Na ocasião, o presidente chinês, Xi Jinping, disse ao premiê britânico, Keir Starmer, que a ordem internacional está “sob grande pressão” e defendeu a construção de um “ordeiro mundo multipolar”.
A mensagem não é novidade na retórica diplomática chinesa, mas tornou-se mais recorrente em meio à retirada dos EUA dos palcos internacionais, especificamente de iniciativas que tratam de mudanças climáticas, trabalho e migração – áreas que o presidente Trump considera parte da agenda progressista “contrária aos interesses” nacionais.
Enquanto isso, a China segue fazendo parte dessas entidades agora desprezadas pelos EUA, e tem se destacado globalmente.
E a expectativa é de que a influência global chinesa cresça ao longo da próxima década, segundo uma pesquisa de opinião recente realizada em 21 países – dez deles membros da União Europeia – pelo think tank Conselho Europeu de Relações Exteriores (ECFR, na sigla em inglês).

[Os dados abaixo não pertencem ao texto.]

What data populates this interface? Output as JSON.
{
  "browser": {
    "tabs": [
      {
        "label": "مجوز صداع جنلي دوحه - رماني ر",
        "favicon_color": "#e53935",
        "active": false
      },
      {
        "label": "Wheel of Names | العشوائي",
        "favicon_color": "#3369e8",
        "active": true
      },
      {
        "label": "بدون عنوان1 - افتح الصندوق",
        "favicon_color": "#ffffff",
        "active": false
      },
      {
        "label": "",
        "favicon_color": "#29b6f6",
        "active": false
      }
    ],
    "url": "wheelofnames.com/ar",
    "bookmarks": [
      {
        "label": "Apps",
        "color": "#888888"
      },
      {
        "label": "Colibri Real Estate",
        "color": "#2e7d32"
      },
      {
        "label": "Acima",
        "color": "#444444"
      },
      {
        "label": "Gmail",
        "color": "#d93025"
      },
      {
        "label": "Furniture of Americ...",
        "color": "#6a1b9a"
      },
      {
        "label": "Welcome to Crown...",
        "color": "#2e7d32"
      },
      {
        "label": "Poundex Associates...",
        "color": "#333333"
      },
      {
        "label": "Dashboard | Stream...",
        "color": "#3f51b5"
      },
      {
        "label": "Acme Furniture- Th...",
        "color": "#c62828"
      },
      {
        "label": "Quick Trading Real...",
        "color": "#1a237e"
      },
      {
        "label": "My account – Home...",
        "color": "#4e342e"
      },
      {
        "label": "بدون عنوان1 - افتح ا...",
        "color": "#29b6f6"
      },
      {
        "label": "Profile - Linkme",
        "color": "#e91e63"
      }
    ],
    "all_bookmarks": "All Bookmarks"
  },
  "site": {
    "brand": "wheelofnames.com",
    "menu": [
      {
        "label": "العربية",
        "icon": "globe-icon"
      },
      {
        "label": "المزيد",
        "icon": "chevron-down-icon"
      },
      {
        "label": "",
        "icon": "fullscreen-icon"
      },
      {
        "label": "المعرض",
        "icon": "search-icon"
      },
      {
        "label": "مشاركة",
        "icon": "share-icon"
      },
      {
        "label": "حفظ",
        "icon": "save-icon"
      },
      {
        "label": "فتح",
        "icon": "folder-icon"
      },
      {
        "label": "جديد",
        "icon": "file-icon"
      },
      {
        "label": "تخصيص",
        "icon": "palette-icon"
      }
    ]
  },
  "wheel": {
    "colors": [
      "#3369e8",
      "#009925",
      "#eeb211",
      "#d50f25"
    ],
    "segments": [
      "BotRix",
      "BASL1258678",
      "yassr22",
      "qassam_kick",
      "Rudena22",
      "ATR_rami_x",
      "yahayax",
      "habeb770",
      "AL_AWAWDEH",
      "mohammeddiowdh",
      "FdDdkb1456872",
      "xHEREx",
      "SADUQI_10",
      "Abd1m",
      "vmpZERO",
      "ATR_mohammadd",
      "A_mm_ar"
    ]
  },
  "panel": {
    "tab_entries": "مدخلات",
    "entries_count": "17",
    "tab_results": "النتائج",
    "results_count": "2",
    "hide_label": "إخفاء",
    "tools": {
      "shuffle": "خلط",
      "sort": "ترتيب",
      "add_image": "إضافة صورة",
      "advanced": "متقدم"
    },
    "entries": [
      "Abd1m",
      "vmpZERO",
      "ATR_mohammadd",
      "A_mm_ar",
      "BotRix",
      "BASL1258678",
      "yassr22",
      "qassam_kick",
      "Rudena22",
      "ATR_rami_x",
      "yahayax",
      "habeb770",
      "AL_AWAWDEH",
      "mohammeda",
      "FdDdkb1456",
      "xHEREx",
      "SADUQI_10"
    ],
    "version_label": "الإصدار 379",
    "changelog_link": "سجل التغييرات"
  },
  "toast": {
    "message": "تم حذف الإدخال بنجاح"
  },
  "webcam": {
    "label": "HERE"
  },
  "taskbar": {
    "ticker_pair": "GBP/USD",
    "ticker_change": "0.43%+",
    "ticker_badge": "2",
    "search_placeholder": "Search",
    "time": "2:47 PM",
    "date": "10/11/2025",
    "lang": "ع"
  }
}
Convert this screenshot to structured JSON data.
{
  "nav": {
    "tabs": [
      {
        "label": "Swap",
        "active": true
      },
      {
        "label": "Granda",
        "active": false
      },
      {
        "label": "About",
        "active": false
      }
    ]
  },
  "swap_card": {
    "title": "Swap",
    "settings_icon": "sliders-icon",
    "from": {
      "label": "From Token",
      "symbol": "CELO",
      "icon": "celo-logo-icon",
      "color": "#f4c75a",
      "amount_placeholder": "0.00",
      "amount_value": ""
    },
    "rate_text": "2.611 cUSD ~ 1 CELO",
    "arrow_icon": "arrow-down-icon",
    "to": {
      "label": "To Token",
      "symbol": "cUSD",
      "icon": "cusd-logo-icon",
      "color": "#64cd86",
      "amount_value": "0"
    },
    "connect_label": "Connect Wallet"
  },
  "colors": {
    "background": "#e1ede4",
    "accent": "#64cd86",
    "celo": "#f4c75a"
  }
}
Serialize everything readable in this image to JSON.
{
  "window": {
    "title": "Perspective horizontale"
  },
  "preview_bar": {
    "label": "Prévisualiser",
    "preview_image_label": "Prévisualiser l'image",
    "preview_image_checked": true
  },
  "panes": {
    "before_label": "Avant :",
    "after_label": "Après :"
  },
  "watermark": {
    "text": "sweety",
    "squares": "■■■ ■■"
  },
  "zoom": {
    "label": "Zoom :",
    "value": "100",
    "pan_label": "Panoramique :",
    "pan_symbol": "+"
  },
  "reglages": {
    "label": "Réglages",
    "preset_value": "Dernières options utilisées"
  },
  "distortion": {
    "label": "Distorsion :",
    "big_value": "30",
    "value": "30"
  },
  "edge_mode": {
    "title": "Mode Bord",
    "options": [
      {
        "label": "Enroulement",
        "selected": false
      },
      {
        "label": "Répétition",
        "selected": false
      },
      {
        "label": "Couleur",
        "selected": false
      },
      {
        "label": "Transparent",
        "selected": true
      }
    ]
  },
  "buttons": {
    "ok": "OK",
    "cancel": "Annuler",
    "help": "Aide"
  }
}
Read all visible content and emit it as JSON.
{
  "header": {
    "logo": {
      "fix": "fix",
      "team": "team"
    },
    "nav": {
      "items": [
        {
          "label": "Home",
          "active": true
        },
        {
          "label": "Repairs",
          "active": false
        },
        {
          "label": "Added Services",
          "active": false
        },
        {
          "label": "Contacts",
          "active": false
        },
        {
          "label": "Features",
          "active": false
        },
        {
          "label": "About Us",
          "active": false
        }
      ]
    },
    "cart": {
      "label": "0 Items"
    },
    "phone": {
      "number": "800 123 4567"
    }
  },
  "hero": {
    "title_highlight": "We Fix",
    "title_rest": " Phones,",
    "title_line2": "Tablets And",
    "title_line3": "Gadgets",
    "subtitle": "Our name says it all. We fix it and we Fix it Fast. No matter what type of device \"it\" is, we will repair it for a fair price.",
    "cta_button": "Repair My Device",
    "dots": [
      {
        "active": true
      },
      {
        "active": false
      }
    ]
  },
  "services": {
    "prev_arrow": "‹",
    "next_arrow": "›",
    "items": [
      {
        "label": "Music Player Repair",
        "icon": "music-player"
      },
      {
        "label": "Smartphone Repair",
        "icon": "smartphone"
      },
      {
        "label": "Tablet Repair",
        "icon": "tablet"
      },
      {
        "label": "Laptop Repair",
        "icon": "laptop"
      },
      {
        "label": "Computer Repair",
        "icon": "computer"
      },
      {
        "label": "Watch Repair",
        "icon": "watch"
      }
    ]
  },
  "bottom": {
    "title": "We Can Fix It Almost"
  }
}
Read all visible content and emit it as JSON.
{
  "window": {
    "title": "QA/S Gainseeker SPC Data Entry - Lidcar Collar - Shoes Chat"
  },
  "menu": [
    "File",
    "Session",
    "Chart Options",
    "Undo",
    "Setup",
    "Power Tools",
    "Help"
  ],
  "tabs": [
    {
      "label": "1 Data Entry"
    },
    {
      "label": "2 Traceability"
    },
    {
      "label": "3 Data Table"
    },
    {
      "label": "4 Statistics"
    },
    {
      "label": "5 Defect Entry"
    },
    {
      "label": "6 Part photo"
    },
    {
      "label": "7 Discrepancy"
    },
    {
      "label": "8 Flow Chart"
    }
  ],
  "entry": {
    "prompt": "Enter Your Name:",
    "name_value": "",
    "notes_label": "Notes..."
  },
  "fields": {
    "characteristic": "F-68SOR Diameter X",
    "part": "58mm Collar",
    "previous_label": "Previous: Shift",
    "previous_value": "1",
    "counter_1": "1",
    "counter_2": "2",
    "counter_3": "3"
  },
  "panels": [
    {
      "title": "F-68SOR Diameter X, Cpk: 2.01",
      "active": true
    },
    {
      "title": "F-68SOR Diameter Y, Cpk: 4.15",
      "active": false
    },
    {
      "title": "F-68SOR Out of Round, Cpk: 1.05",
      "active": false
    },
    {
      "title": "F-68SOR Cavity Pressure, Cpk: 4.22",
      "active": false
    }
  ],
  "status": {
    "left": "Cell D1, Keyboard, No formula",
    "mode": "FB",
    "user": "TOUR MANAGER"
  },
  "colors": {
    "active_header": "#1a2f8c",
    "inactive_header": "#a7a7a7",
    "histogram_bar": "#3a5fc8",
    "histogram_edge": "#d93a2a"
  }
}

“A diferença de poder [entre a China e os EUA] era bem mais clara no passado”, pontua Claus Soong, analista do think tank berlinense Instituto Mercator para Estudos da China (Merics). “Agora, esse gap está cada vez menor.”
Embora os EUA ainda sejam a nação mais poderosa do mundo, afirma Soong, a China os está alcançando “muito rapidamente”.